Occorre poi sottolineare come, in realtà, l’impostazione sopra riportata risulti conforme anche all’interpretazione fornita dalla giurisprudenza di legittimità in materia di cannabis. Come noto, infatti, la Suprema Corte di Cassazione ha affermato come “ogni condotta di cessione o di commercializzazione di categorie di prodotti, ricavati dalla coltivazione agroindustriale della cannabis sativa L., quali foglie, infiorescenze, olio e resina, diversi da quelli tassativamente indicati dall’art. 2, comma 2, legge n. 242 del 2016, da un lato è estranea dall’ambito di operatività della predetta legge, dall’altro integra una attività illecita, secondo la generale disciplina contenuta nel T.U. stup.. Segnatamente, le condotte diverse dalla coltivazione di canapa delle varietà di cui al catalogo indicato nell’art. 1, comma 2, legge n. 242 del 2016 e la realizzazione di prodotti diversi da quelli inseriti nell’elenco di cui all’art. 2, comma 2, legge n. 242 cit., risultano penalmente rilevanti” (v. Corte di Cass., SS.UU. n. 30475/2018; conforme Cass. Civ., sez III, n. 14735/2020).
Ne consegue che anche secondo la Cassazione è la destinazione che rende lecita la canapa sativa coltivata, non altri parametri.
Per cui se le infiorescenze di canapa industriale “ad uso estrattivo” sono una pianta officinale va da sé che, per tale specifica destinazione, non potranno considerarsi uno stupefacente.
Tale inclusione, inoltre, consentirà di ottenere estratti e tinture da infiorescenze di canapa industriale prodotte e commercializzate secondo la normativa di settore delle piante officinali ed erboristica, delineando così una chiara filiera produttiva agro-industriale.
Ciò comporterà la liceità di produrre oli essenziali, terpeni ecc. estratti dalle infiorescenze di canapa sativa L. coltivate secondo la L. n. 242/2016 e nel rispetto delle Good Agricoltural Collecting Practice e commercializzati secondo la specifica normativa di settore.

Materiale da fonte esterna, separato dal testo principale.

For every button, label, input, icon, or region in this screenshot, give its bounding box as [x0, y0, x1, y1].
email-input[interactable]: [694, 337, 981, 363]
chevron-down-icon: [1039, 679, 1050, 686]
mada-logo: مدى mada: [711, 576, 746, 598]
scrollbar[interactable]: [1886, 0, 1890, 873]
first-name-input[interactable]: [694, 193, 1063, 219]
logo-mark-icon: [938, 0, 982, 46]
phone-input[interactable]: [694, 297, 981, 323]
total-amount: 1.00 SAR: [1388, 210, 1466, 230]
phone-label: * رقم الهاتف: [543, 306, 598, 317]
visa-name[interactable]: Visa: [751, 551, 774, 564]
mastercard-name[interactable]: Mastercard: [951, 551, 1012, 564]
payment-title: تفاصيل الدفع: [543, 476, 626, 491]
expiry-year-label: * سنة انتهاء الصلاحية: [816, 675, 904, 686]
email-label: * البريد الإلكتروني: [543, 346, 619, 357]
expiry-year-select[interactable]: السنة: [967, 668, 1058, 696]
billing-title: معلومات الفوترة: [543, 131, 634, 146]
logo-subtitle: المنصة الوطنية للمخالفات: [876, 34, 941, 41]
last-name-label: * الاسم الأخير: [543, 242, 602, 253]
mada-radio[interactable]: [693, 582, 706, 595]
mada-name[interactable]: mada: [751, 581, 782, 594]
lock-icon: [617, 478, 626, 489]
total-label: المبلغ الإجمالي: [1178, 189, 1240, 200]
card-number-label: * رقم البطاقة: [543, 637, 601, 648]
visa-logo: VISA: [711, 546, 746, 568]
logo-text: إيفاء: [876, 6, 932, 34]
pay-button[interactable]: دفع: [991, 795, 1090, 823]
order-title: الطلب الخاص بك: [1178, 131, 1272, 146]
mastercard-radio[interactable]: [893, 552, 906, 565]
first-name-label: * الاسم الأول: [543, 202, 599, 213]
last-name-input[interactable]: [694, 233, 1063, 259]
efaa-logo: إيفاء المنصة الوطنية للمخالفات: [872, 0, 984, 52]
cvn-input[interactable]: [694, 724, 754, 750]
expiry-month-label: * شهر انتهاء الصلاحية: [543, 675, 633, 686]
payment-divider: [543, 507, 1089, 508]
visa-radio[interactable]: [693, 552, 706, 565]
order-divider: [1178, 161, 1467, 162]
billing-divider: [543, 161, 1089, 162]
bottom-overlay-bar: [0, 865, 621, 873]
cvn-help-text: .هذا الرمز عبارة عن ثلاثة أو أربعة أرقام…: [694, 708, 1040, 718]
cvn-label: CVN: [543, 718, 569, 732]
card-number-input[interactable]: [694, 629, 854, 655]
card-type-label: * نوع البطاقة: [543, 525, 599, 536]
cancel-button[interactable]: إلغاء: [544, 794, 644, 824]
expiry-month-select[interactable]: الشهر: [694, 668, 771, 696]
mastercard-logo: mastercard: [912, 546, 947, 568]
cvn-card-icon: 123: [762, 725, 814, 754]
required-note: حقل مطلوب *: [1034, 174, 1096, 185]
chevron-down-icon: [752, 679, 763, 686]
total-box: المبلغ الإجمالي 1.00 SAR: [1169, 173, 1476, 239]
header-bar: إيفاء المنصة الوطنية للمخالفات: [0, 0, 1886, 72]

Si potrebbe ritenere che tale impostazione porterà ad una potenziale apertura per il consumo umano dei derivati officinali canapa, sinora limitati, in Italia, ai soli semi e derivati a destinazione alimentare o di integratori alimentari.
Insomma il Decreto in commento, in poche righe, può rappresentare la definitiva affermazione di una filiera che negli ultimi anni è stata limitata da ingiustificati pregiudizi ed interpretazioni normative obsolete che ancora non si erano conformate al diritto vivente ed alle rinnovate esigenze della società moderna.
Finalmente la canapa sativa viene infatti inserita in un documento a carattere agricolo insieme ad altri prodotti (bardana e verbena per rimanere alle piante officinali, ma anche vino, frumento, frutta ed ortaggi) affermando con forza un punto fondamentale della questione: la canapa sativa è un prodotto agricolo, non una droga.